The WEA is raising money for the study visit to give opportunities for those who would not normally have them and we are grateful for EU Parliamentary support for the project.

You can find out more about the project here.

Adult Learning in Europe and beyond

The launch of EPALE, the Electronic Platform for Adult Learning in Europeand the forthcoming elections for the European Parliament mean that it’s timely to think about adult education beyond national borders.

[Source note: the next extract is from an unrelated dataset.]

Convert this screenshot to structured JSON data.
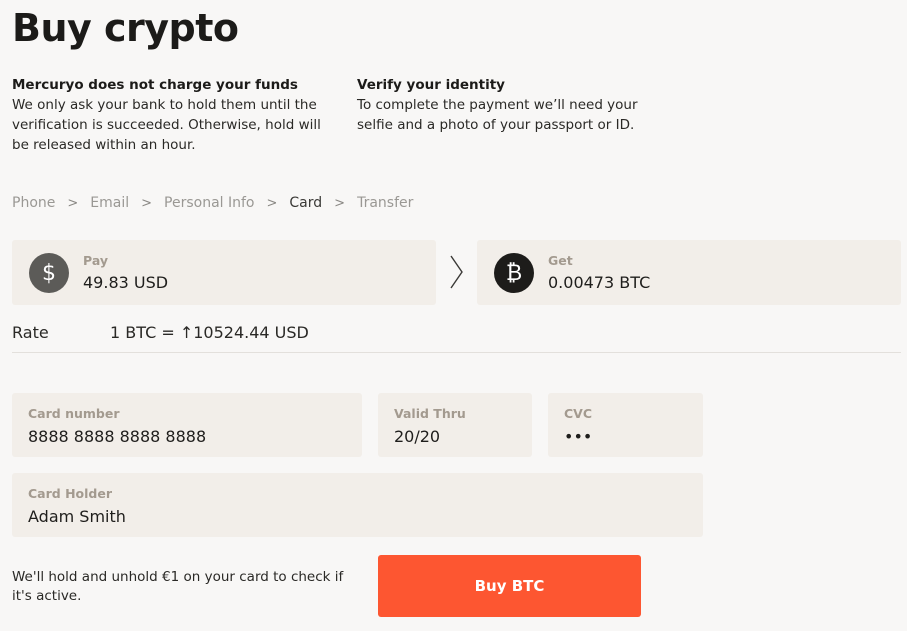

EPALE is the latest development in the European Union’s long-term commitment to promoting high quality adult learning in Europe and will be open to teachers, trainers and volunteers, as well as policy-makers, researchers and academics involved in adult learning.

The link to EPALE is here. It’s a good launchpad for browsing through resources and links, including information about the Education, Audiovisual and Culture Executive Agency which funds EPALE.


The European Association for the Education of Adults is taking action to keep raising awareness of adult learning as the elections approach. They have contacted candidates who are standing for election as Members of the European Parliament (MEPs) from different European Union (EU) countries to ask them about their views on adult education and non-formal adult learning. They are publishing candidates’ answers here.

It’s against this background that the International Learning Times Conference will take place in Edinburgh on 12-14 May. The Conference, “will bring together researchers, adult educators, policy makers, adult learners and employers to improve and strengthen partnership working across Europe”, and, “to explore and investigate a range of policies, tools and techniques that support the EU’s Agenda”.

You can find out more about the Conference here.

Do you think that people are generally aware of EU policy, funding, tools and support for adult learning? What more could or should be done to promote collaborative work across Europe and beyond? How does European-level activity relate to UNESCO and lifelong learning?

The reach of social media and the connections between adult educators across the world is one of the benefits of blogging, tweeting and online networks. Colleagues from different continents are finding common cause, sharing interests, concerns and a wealth of expertise. How can we harness this energy for the benefit of adult learners now and in the future by applying globally informed thinking and resources to make a difference at local levels?